In addition, my husband went to Trader Joe's and bought blue corn tortilla chips for a 4th of July party at our house. He is usually a very thorough label reader so I didn't want to "back seat drive" and remind him about reading labels. Guess what? He wound up with tortilla chips that had allergy warnings for a bunch of foods, including tree nuts and peanuts. Oh well--that reinforces the need to remind everybody who is shopping for your child to check the labels. I know that Trader Joe's does have chips that are safe for nut allergies, but if you've been to TJ you know that they have about 20 brands of chips.
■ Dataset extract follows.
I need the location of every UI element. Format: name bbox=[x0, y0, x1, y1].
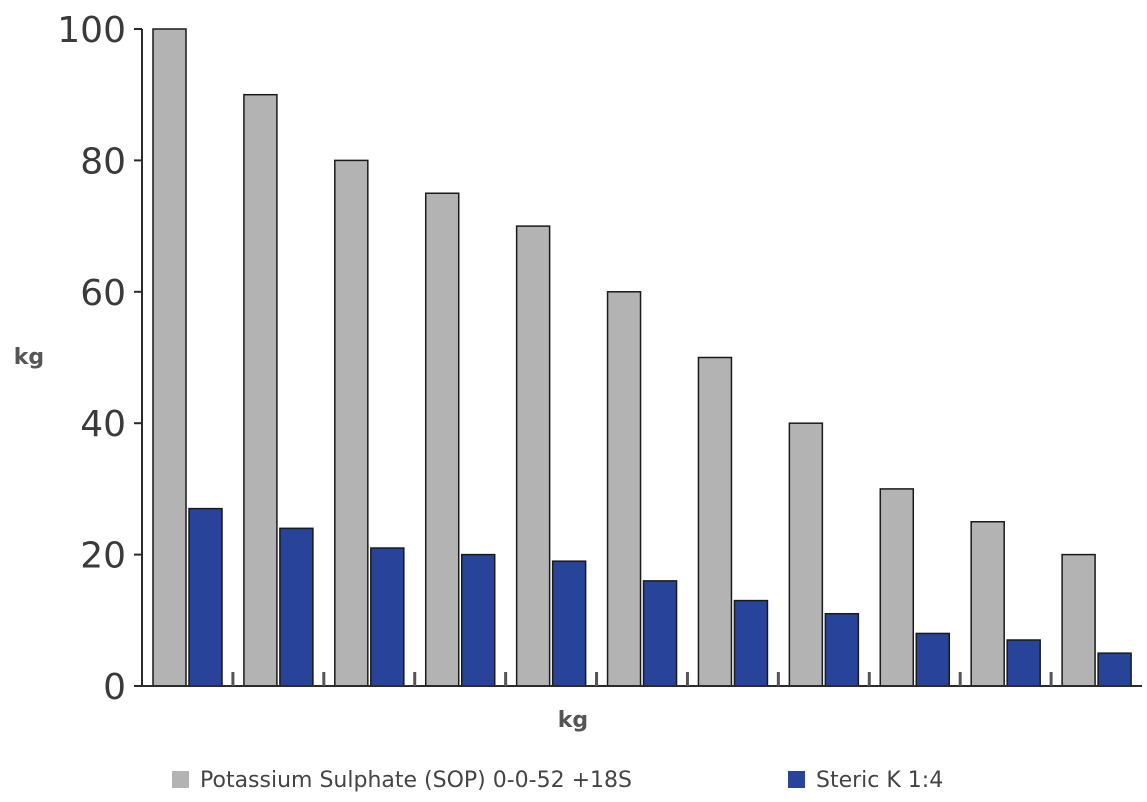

Very confusing, even for the old nut allergy veterans among us (like my DH)!

I bring all of this up not to make us look like fools but to let you know that we all make these mistakes with food and that it's completely appropriate to be a compulsive label-reader.

In the end, it all turned out well. And we learned a few things. Not a bad weekend!

6 comments:

colleen d. said...

Thanks for the reminder to always read labels. I picked up a bag of organic dried beans and much to my dismay, there was a tree nut cross contamination warning. Who would of thought a bag of dried beans would have such an allergen label. It was a good lesson to me to always read the labels no matter how safe I think the food.

Anonymous said...

thanks so much for these warnings...it happens to the best of us and sometimes I feel terrible always being the "back seat driver" to my poor husband!

...and I love how your youngest daughter also made the return...priceless...

- MaNut to NoNut - said...

Glad everything turned out ok! That is awesome about your girls working together over the popsicles -- it says a lot about you and the way you are raising them! Way to go! :)

Jake said...

Trader Joe's carries SO MANY products that feature the generic C.Y.A. "all seven allergens" warning. You really expect me to believe that these cookies are made on shared equipment with shellfish? Please. Companies need to tell the truth.

Nicole said...

I love the fact that sister switched for her. What an awesome sister!

Jenny said...

I agree with Jake about truth in labeling. They have the same types of labels at Williams-Sonoma and other "gourmet"-type brands. I don't know what to believe and am quite certain that half the time the labels are overly inclusive. Hopefully the new FDA rules will improve on this "list all top 8 allergens" approach--the FDA had a hearing on food allergy labels months ago and I can't wait to find out what they decide.